Some point out that getting these five states in a room to discuss nuclear weapons at all is a small triumph, given the broader geopolitical situations and relationships. The same goes for the P5+1/E3+3 (US, UK, France, China, Russia, Germany) negotiating parties who are working with Iran this week in Vienna to try and draft a comprehensive agreement on Iran’s nuclear program. Negotiators have a tough road ahead of them as this needs to be accomplished by July when the six month interim deal runs out.
In last week’s This Week column, Paul Ingram wrote that when states get together to talk about nuclear weapons in a multilateral setting, the problem isn’t necessarily the daunting coordination, but rather that “bigger problems lie hidden and unsaid, deeply buried within the operating model that governs international relations.” As a solution though, he goes on to say: “Greater understanding is required of the attachments involved, of the operating models that underlie nuclear “deterrence” and the broader strategic relationships in which all states are implicated. States need to take responsibility for the impacts of their actions and postures on international security.”

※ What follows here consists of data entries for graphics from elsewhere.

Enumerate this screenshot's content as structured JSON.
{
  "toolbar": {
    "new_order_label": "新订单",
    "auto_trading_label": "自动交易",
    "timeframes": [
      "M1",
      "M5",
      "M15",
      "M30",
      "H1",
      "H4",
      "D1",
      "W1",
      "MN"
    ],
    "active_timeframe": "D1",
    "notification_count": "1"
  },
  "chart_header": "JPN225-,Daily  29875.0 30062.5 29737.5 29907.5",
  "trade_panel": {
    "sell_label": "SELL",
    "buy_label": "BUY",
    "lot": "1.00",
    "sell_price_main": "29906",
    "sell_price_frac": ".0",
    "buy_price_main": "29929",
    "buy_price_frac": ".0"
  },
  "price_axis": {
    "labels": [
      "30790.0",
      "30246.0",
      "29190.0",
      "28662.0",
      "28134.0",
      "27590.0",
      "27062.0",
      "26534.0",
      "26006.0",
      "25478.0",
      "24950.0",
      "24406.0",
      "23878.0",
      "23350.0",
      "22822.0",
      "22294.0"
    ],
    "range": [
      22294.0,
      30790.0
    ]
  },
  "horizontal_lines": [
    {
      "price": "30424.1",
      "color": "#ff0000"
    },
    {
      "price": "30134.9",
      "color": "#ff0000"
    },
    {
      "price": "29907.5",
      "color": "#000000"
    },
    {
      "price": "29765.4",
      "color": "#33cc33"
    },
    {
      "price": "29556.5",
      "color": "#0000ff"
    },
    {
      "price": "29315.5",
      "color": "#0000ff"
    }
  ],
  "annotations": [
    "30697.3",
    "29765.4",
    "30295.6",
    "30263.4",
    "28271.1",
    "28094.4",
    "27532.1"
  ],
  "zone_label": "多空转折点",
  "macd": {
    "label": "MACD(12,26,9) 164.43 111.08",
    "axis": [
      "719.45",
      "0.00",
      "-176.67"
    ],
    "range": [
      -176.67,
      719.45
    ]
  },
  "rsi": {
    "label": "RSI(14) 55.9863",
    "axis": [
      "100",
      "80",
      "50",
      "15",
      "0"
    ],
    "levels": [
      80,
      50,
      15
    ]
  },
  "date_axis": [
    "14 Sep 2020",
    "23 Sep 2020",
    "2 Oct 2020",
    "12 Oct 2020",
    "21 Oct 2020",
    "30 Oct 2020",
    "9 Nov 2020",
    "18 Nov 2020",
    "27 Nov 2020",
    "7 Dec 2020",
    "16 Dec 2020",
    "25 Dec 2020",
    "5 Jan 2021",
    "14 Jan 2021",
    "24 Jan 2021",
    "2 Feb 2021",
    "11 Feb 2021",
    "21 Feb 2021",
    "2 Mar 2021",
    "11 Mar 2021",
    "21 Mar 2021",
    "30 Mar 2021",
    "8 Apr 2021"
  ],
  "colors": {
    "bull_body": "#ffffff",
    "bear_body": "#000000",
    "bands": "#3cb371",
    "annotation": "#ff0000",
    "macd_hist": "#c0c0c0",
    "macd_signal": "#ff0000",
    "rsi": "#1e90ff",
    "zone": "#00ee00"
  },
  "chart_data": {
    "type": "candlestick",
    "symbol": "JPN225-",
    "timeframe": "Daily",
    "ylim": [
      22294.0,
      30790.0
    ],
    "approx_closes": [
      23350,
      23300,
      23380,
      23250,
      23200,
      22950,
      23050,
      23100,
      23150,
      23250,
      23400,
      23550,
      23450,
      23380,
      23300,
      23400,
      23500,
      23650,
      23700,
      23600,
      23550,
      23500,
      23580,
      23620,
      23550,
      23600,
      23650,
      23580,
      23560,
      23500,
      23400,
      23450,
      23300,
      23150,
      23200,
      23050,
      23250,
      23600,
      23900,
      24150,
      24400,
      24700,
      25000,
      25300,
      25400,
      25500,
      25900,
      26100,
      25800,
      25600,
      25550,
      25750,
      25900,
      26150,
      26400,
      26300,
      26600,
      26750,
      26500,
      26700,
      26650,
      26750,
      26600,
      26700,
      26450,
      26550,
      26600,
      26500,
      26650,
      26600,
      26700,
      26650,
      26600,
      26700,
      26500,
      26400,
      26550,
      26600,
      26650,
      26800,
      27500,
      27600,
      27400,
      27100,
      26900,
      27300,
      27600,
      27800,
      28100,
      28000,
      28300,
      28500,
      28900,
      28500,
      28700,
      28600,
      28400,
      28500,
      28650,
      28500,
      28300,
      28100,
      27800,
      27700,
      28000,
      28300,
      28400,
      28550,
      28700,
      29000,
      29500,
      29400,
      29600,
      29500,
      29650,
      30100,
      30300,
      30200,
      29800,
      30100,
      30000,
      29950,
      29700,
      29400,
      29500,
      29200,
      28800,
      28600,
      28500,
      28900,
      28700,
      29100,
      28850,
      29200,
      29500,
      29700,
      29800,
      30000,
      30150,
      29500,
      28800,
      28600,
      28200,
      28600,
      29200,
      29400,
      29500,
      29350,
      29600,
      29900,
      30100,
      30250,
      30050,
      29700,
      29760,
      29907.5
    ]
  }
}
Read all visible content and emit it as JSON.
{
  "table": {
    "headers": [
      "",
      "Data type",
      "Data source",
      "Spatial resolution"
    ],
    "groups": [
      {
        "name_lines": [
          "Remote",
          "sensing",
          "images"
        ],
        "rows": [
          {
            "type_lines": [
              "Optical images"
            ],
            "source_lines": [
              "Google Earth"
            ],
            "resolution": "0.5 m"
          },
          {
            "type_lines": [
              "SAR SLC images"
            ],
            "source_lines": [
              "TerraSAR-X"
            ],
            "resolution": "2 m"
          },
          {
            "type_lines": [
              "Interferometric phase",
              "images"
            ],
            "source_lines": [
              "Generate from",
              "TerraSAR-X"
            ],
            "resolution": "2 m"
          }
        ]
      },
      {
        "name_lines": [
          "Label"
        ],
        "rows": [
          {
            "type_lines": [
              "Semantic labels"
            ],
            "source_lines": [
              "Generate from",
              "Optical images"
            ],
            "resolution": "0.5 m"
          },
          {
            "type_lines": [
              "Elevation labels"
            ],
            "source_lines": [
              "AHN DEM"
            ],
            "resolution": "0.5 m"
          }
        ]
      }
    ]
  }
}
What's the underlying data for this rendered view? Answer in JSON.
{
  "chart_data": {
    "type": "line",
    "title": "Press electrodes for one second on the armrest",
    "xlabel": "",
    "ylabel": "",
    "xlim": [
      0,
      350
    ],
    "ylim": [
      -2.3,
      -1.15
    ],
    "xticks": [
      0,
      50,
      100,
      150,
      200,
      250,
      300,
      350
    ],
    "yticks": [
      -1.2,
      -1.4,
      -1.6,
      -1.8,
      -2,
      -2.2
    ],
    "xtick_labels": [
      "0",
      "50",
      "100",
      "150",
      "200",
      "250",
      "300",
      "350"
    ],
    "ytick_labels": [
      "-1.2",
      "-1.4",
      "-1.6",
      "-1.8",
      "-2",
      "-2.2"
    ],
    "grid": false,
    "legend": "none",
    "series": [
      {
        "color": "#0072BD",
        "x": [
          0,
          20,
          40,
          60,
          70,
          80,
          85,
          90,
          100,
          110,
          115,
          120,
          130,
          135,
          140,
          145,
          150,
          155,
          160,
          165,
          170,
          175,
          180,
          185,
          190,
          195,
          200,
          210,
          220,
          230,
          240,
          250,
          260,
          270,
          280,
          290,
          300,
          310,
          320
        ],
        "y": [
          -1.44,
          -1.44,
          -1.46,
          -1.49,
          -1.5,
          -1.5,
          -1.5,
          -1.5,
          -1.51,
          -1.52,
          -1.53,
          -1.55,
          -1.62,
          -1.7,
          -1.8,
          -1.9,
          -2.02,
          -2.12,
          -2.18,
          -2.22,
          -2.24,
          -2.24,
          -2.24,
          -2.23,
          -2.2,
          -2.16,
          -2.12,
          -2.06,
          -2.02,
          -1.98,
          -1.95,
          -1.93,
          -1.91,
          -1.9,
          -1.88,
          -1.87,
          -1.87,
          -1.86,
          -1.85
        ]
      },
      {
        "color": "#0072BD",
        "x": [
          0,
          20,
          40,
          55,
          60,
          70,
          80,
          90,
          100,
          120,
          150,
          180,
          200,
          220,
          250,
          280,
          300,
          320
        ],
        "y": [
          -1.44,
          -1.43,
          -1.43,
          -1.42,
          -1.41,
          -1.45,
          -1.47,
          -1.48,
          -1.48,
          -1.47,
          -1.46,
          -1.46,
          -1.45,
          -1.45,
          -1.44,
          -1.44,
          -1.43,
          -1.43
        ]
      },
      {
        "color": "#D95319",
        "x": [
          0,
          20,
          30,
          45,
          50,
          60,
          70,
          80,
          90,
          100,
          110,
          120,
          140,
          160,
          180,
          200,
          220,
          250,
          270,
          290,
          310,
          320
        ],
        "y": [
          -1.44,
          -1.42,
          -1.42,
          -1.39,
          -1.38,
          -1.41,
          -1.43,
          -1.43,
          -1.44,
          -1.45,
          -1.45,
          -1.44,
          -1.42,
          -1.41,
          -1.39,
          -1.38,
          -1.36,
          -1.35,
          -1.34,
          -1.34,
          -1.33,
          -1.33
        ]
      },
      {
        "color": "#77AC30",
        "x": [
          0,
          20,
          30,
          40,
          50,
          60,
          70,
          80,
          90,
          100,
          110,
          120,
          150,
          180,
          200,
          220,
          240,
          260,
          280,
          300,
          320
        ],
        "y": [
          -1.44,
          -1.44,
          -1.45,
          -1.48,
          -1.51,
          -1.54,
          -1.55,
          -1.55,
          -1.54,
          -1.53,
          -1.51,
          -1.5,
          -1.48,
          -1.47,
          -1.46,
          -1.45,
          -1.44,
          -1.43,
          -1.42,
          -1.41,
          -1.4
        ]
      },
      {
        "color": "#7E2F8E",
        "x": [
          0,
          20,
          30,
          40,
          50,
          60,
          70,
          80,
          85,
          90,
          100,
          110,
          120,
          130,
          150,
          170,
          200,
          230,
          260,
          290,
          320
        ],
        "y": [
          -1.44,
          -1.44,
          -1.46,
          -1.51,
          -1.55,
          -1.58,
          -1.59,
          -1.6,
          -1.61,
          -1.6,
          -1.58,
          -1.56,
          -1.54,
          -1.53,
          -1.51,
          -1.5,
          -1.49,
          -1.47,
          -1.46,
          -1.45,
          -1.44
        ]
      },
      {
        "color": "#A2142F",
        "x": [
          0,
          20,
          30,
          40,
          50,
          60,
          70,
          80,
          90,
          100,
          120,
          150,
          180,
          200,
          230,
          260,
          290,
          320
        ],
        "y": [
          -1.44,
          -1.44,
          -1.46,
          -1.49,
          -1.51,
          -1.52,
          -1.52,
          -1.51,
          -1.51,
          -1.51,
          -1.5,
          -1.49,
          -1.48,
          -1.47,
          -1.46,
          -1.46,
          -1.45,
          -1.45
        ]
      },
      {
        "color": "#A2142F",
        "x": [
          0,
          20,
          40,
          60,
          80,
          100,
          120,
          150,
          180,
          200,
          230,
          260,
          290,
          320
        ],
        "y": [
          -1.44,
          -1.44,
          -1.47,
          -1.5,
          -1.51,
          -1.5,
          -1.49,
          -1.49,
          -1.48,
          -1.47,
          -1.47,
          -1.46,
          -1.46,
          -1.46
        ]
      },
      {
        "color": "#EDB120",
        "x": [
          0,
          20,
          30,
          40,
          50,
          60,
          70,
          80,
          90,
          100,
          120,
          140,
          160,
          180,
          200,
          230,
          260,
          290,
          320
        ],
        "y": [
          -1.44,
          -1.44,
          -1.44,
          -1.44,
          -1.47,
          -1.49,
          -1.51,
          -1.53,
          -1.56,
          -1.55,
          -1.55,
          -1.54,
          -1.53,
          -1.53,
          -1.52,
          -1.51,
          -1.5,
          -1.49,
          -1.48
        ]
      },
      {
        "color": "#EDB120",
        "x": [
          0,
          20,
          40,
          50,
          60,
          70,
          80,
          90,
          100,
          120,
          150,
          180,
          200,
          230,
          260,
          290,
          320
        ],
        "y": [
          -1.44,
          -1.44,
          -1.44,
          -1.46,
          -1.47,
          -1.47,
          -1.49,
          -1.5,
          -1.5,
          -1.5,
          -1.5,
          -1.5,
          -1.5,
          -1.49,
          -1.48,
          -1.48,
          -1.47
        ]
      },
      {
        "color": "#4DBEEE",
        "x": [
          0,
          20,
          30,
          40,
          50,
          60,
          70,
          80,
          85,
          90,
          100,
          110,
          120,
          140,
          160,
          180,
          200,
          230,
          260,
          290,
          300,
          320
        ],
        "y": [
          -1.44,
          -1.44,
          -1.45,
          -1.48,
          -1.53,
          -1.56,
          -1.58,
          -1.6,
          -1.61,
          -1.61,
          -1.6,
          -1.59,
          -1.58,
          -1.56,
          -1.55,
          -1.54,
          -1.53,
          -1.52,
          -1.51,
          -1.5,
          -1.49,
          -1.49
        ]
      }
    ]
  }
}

There are inevitably different priorities and ideas on how to strengthen international security structures, the interconnected issues are complex, and states are locked in competition not only over their own interests, but how those interests should be mediated by agreement. This makes the diplomatic efforts made at the multilateral level all the more challenging but also critical. It also means that if state parties value international agreements that give legitimacy to their positions and activities they need to be ready to compromise, to take seriously the signals from fellow member states about the health of the instruments they are involved with (such as the NPT), and to feel bound to the agreements they make. States frequently fall short of others’ expectations. Agreements need to offer effective leverage or appeal to states aggrieved within the process.
However, in the end, the international community has to face the fundamental challenges at the heart of some states’ physical and psychological attachments to nuclear weapons. It is not enough simply to point to past agreements or commitments.